From looking at the music genres, Eurodance and Euphoria in the 90s, we have now come to a point where we can try and examine the identity dysphoria, the “United” Kingdom is experiencing as part of the EU. Rather than embracing open borders, the UK is closing its borders. It is becoming singular. No longer with soft, fluid edges, and welcoming arms to its neighbours, it is burying itself in itself. While this might sound harsh, it is most certainly escapist of the UK to leave the EU rather than to embrace difference. The UK is not standing outside of itself, whilst being one with the countries around it. It is not transcending its national borders to overcome physical fears, but instead going down the route of building walls – detaching itself from the main lang in the most passive and passé way. When I say the UK, I mean those who voted to leave. I mean those who got French passports through their mothers or fathers, so that their children could still travel without hardship. I mean those who say one rule for all and another rule for them. I mean the escapists, who will escape this earth before those who have voted to stay. Because those Brits have voted to leave the EU, the rest of the UK had to follow.

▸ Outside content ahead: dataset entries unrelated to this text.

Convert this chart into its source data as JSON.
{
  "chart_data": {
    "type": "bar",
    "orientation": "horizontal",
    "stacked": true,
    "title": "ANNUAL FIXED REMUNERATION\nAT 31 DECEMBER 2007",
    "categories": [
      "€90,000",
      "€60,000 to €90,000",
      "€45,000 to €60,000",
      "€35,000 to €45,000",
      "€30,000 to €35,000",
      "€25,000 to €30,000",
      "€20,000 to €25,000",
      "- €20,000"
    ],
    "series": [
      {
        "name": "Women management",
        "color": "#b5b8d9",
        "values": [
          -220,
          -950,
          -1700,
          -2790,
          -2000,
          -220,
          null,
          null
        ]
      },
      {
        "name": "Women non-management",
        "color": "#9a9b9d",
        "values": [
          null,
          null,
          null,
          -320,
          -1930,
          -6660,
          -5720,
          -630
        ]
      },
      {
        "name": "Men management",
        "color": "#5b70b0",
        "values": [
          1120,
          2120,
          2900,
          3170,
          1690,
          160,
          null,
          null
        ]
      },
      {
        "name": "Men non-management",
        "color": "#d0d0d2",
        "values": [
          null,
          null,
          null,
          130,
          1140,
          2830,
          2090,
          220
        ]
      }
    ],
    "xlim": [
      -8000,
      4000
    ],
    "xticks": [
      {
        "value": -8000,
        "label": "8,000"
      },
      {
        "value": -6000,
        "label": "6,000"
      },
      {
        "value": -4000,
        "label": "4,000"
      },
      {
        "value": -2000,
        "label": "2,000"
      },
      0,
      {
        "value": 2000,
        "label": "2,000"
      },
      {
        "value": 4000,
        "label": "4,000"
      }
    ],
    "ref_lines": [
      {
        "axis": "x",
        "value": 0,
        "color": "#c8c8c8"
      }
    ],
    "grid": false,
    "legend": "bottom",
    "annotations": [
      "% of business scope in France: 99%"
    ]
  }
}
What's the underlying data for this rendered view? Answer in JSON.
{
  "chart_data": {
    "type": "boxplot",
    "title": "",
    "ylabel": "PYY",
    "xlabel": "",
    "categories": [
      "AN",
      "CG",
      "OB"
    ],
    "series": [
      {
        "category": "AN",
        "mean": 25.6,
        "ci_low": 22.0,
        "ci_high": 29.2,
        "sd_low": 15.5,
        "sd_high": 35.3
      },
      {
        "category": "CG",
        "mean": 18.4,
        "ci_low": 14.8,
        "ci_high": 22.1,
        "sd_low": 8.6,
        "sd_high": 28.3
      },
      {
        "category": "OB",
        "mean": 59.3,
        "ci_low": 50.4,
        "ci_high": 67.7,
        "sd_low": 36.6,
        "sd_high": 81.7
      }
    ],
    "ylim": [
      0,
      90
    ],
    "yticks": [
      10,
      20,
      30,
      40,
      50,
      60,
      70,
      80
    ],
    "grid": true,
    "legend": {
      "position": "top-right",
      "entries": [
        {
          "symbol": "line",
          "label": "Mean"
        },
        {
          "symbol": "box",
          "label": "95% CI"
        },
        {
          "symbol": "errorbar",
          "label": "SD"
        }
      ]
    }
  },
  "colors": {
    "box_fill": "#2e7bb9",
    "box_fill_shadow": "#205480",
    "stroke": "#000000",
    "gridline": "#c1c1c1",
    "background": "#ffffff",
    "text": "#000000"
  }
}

They are dancing on their own. Auf der Stelle. Static. Tänzelnd. Wearing blinkers, arms crossed. Blinded by the thrusting light of Tory rhetoric.
In times like these, in which many of us feel once more defeated, powerless, in despair or enraged, the pursuit of unity and euphoria is radical. Where ignorance and fear prevail, collective joy is radical. Euphorically hanging on to the values of the EU of freedom of movement, unity and justice without internal borders, is not only a form of resistance but also a form of protest. It seeks to promote solidarity among its neighbours through collective, ecstatic experiences.
The UK may have left the EU, but the UK citizens have not left their neighbours, friends, lovers...
"Euphoria" as a music genre:
By the end of the 90s, Eurodance, had advanced to the Trance-like music genre, “Euphoria”, which mainly differed to Eurodance songs by its lack of vocals. For instance, the typical combination of female singer and male rapper had been dropped altogether. A compilation of albums with the same name, “EUPHORIA”, debuted in 1999, and, included tracks like “Meet Me At The Love Parade (Nalin & Kane Mix)” by Da Hool, “Insomnia (Moody Mix)” by Faithless, and, “The Age Of Love (Paul van Dyk Love of Ages Mix)” by The Age Of Love.